The things we didn't know before we became moms

Motherhood is one of the most grandiose, intense and destabilizing experiences a woman can have in life. The months after the birth are unique, difficult, sometimes very hard. There are things that no pre-birth course can prepare for and emotions so deep that it is difficult to understand them from a voice other than your own.
We've been there. Each of us has a different story from the other.
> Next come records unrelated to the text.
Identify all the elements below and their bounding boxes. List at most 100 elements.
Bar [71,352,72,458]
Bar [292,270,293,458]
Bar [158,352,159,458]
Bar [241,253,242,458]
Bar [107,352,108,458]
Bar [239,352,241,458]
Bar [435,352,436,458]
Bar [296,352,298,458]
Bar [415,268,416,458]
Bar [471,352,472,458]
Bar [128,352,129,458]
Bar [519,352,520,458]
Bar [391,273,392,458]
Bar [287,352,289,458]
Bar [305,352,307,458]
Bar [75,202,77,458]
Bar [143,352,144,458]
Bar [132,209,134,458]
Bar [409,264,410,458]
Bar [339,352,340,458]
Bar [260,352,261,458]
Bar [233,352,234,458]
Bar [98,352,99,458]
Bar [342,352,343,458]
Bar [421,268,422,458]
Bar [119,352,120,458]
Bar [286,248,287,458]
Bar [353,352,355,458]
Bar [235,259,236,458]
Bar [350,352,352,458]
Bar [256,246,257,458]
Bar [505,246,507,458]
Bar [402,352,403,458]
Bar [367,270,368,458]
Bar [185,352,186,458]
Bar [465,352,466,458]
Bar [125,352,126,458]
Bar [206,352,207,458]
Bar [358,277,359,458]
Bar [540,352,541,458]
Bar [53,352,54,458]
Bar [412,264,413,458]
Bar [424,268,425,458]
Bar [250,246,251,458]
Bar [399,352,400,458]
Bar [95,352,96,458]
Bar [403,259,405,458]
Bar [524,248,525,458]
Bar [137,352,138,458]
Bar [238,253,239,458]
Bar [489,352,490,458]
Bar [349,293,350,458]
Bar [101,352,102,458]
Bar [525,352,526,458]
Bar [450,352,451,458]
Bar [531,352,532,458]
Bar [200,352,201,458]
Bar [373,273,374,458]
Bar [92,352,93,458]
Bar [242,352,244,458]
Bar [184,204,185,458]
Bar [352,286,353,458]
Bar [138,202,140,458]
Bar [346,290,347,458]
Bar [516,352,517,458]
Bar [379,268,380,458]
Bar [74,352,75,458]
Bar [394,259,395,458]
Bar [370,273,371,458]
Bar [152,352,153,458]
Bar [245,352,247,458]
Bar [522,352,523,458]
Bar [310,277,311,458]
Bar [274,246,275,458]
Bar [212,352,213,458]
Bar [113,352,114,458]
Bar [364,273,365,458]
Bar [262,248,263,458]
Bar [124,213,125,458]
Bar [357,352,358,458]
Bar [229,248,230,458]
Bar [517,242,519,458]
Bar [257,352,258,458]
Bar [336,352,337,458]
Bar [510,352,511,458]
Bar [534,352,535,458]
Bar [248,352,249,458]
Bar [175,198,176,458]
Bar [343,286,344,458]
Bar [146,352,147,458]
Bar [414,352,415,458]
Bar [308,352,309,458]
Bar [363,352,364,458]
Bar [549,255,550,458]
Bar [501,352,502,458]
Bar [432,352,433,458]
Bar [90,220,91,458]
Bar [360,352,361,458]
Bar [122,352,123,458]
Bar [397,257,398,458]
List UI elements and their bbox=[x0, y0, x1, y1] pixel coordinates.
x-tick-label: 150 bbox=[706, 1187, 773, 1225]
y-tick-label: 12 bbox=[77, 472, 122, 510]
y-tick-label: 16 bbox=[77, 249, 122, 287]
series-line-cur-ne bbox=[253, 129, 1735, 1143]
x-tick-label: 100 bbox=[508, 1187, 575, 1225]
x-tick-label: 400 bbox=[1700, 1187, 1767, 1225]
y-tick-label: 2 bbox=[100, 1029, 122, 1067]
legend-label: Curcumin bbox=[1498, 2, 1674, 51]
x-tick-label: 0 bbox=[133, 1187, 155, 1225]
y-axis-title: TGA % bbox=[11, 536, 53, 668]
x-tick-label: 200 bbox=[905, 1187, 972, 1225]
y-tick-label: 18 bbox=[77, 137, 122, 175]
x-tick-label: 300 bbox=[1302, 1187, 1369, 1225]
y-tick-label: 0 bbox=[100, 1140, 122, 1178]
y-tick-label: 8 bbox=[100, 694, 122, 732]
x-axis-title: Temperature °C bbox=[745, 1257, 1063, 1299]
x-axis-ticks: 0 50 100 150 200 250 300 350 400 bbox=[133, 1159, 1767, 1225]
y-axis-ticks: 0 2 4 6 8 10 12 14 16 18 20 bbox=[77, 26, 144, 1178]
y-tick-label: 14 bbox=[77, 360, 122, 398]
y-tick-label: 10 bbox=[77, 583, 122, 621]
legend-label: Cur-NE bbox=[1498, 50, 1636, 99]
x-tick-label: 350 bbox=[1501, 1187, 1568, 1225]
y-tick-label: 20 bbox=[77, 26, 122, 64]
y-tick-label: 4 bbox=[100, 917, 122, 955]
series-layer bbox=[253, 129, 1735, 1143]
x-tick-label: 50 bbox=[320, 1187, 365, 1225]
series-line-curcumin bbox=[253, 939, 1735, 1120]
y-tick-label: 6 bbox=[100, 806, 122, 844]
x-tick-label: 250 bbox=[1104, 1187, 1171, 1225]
There are things we didn't know before. Of course, we want to tell you a few.
 
1. You learn how to be a mother
Maternal instinct is natural. Giving birth is natural. Breastfeeding is natural. Breathing is natural, yet a baby cries the first time he feels the air in his lungs. The fact that these things are biologically possible does not mean that they are easy, nor right for each of us. Expectation can be stressful, giving birth hurts, the postnatal period is often painful, breastfeeding takes commitment and caring for a baby is a huge responsibility. Every woman experiences these moments in a different way but becoming a mother catapults us into an unknown territory, made of surprises and unexpected, joys and sorrows, hilarious and other terrifying moments.. 
It is not enough to give birth to become a mother. Every woman must find her own way of being a mother, create the rhythm. Like anything in life, it is learned and takes time.
 
2. At first you feel alone, even if you never arei
Since your child is born, moments of solitude are very rare, at least during the first months. Yet this is the period in which melancholy makes itself felt stronger and often catches completely unprepared. The truth is that you are not alone and you never will be, but in more than a few moments you will have to appeal to your ability to be self-sufficient and remember that it will soon pass. Because it will pass. Pacing your day by going out and seeing other people can make a difference, look for other mothers to share a walk, a coffee or a chat with. You are not the only ones who feel this way, you are not alone.
 
3. Taking care of yourself is as important as taking care of your baby
During pregnancy the whole world is very interested in how you are, if you sleep, if you eat. After giving birth, the focus shifts to the baby and you will need to make an effort to remind yourself that you have the right to continue having needs and wants even if you have become a mother. Your child's well-being depends on yours. The body of a new mother not only needs to maintain a minimum satisfaction of basic functions such as eating and sleeping but also needs to recover from pregnancy and childbirth which, although foreseen by nature, rarely pass without leaving marks. Taking care of yourself does not mean taking energy away from the newcomer. Needing help doesn't mean you're not up to par. If your partner does not realize the situation, explain it to him calmly. If no one offers you help, ask for it. Grit your teeth and do your best. Perfection does not exist and your baby will be happier with the smile you give him after you leave 10 minutes with his dad to take a shower rather than your frustration at never giving yourself a moment.e.
 
4. Guilt becomes an integral part of life
The important thing is not to be overwhelmed. A mom feels guilty almost constantly. If there is, if there is not. If you are breastfeeding, if you don't. If he works, if he doesn't work. If he gets angry, if he lets it go. If he loses his temper. If it doesn't do enough, if it does too much. Each of us tries to be the best version of ourselves for the people we love, especially for our children, but life continues to be made up of choices, mistakes and trials. You can't escape the sense of guilt, you learn to live with it. No mom is perfect, all moms are just women who give their all.a.
 
5. We are women and men, before mothers and fathers
Becoming a parent changes your life. The person you were before, however, does not cease to exist. His emotions, his problems, his strengths and his weaknesses continue to exist. Becoming a mother is like choosing a road at a crossroads, but the person who walks is always the same. Likewise, becoming a father will not erase all of your partner's flaws. If you used to fight, you will fight more. If you like to travel, you will also want to do it with your children. Remembering that there are people within us makes us more real, stronger and perhaps even better parents.